Knotting Mathematics and Art: Conference in Low Dimensional Topology and Mathematical Art

数学与艺术的结：低维拓扑与数学艺术会议

• 批准号: 0726492
• 负责人: Masahiko Saito
• 金额: $ 2.24万
• 依托单位: University of South Florida
• 依托单位国家: 美国
• 项目类别: Standard Grant
• 财政年份: 2007
• 资助国家: 美国
• 起止时间: 2007-09-01 至 2008-08-31
• 项目状态: 已结题
• 来源: https://www.nsf.gov/awardsearch/showAward?AWD_ID=0726492&HistoricalAwards=false
• 关键词: Knotting; Mathematics; Art; Conference; Low

One of the outcomes from the explosion of intellectual activities in knot theory that followed the discovery of Jones polynomials is the area of quantum topology. This area of low dimensional topology has made a significant development recently through categorifications of the quantum invariants such as Khovanov and Ozvath-Szabo theories. The main motivation for the planned conference: Knotting Mathematics and Art, Conference in Low Dimensional Topology and Mathematical Art, is to make advances in this research area. bringing in leading researchers and graduate students internationally. The highly visual aspects of low dimensional topology makes it possible to bring together wide range of speakers including mathematical artists. Hence, another goal of the conference is to bring together mathematicians and artists to promote their interactions and public awareness.A knot is a circle situated in space. Knot theory studies such knotted circles, and has provided models and applications to DNA theory, molecular configurations, and physics. Knot diagrams drawn on a piece of paper, and numerical quantities that are easily computable from diagrams, have been extensively used in knot theory. Knot theory has been one of the most active research areas in mathematics in recent decades, and continues to do so today. Due to its graphical subject matters and methods, this area of mathematics also attracts artists, in particular mathematical artists. Indeed, geometric structures can be found in variety of art works in general.
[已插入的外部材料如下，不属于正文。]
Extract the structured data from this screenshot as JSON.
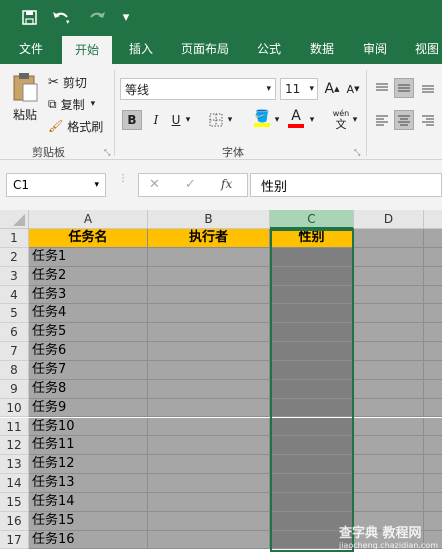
{
  "qat": {
    "save_icon": "save-icon",
    "undo_icon": "undo-icon",
    "redo_icon": "redo-icon",
    "customize": "▾"
  },
  "tabs": [
    {
      "label": "文件"
    },
    {
      "label": "开始"
    },
    {
      "label": "插入"
    },
    {
      "label": "页面布局"
    },
    {
      "label": "公式"
    },
    {
      "label": "数据"
    },
    {
      "label": "审阅"
    },
    {
      "label": "视图"
    }
  ],
  "ribbon": {
    "clipboard": {
      "paste": "粘贴",
      "cut": "剪切",
      "copy": "复制",
      "format_painter": "格式刷",
      "group_label": "剪贴板"
    },
    "font": {
      "font_name": "等线",
      "font_size": "11",
      "bold": "B",
      "italic": "I",
      "underline": "U",
      "grow": "A",
      "shrink": "A",
      "font_color_letter": "A",
      "wen": "wén",
      "wen_char": "文",
      "group_label": "字体"
    }
  },
  "formula_bar": {
    "name_box": "C1",
    "cancel": "✕",
    "enter": "✓",
    "fx": "fx",
    "value": "性别"
  },
  "grid": {
    "columns": [
      "A",
      "B",
      "C",
      "D"
    ],
    "selected_column": "C",
    "header_row": {
      "a": "任务名",
      "b": "执行者",
      "c": "性别"
    },
    "rows": [
      {
        "num": "1"
      },
      {
        "num": "2",
        "a": "任务1"
      },
      {
        "num": "3",
        "a": "任务2"
      },
      {
        "num": "4",
        "a": "任务3"
      },
      {
        "num": "5",
        "a": "任务4"
      },
      {
        "num": "6",
        "a": "任务5"
      },
      {
        "num": "7",
        "a": "任务6"
      },
      {
        "num": "8",
        "a": "任务7"
      },
      {
        "num": "9",
        "a": "任务8"
      },
      {
        "num": "10",
        "a": "任务9"
      },
      {
        "num": "11",
        "a": "任务10"
      },
      {
        "num": "12",
        "a": "任务11"
      },
      {
        "num": "13",
        "a": "任务12"
      },
      {
        "num": "14",
        "a": "任务13"
      },
      {
        "num": "15",
        "a": "任务14"
      },
      {
        "num": "16",
        "a": "任务15"
      },
      {
        "num": "17",
        "a": "任务16"
      }
    ]
  },
  "watermark": {
    "line1": "查字典 教程网",
    "line2": "jiaocheng.chazidian.com"
  },
  "colors": {
    "title_bar": "#217346",
    "header_fill": "#ffc000",
    "cell_gray": "#a6a6a6",
    "selected_col": "#7f7f7f"
  }
}
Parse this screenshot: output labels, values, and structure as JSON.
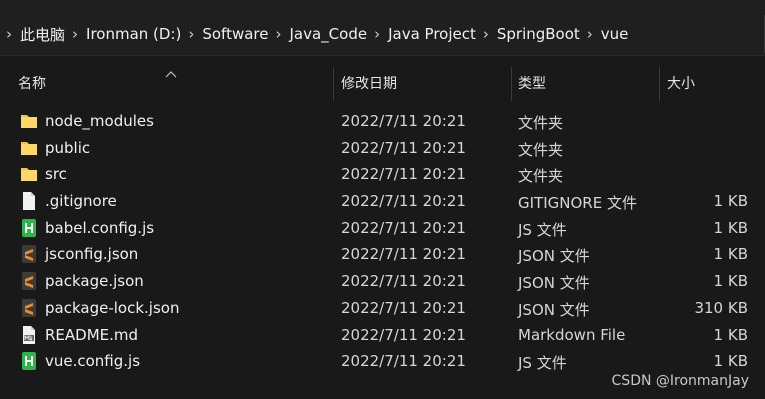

The planned conference: Knotting Mathematics and Art, Conference in Low Dimensional Topology and Mathematical Art, will not only bring together top research mathematicians to an international research conference and make further advances in the subject, but also bring together mathematical artists to promote collaboration, with wide participation from general public interested in art and mathematics.

结合琼斯多项式后，结理论中智力活动爆炸的结果之一是量子拓扑的领域。 低维拓扑的该领域最近通过对Khovanov和Ozvath-Szabo理论等量子不变的分类进行了分类。 计划中的会议的主要动机：小数学和艺术，低维拓扑和数学艺术的会议是在该研究领域取得进步。在国际上吸引领先的研究人员和研究生。 低维拓扑的高度视觉方面使包括数学艺术家在内的广泛扬声器成为可能。因此，会议的另一个目标是将数学家和艺术家汇集在一起​​，以促进他们的互动和公众意识。一个结是一个位于太空中的圈子。 结理论研究了这种打结的圆圈，并为DNA理论，分子构型和物理学提供了模型和应用。在一张纸上绘制的结图，并且很容易从图表中计算的数量数量已在结理论中广泛使用。 近几十年来，结理论一直是数学研究领域最活跃的研究领域之一，并且今天继续这样做。由于其图形主题和方法，该数学领域也吸引了艺术家，特别是数学艺术家。实际上，几何结构通常可以在各种艺术作品中找到。计划中的会议：打结数学和艺术，低维拓扑和数学艺术的会议，不仅会将顶级研究数学家召集到国际研究会议上，并在该主题上取得进一步的进步，而且还将数学艺术家聚集在一起，以促进合作，并与对艺术和数学感兴趣的公众广泛参与。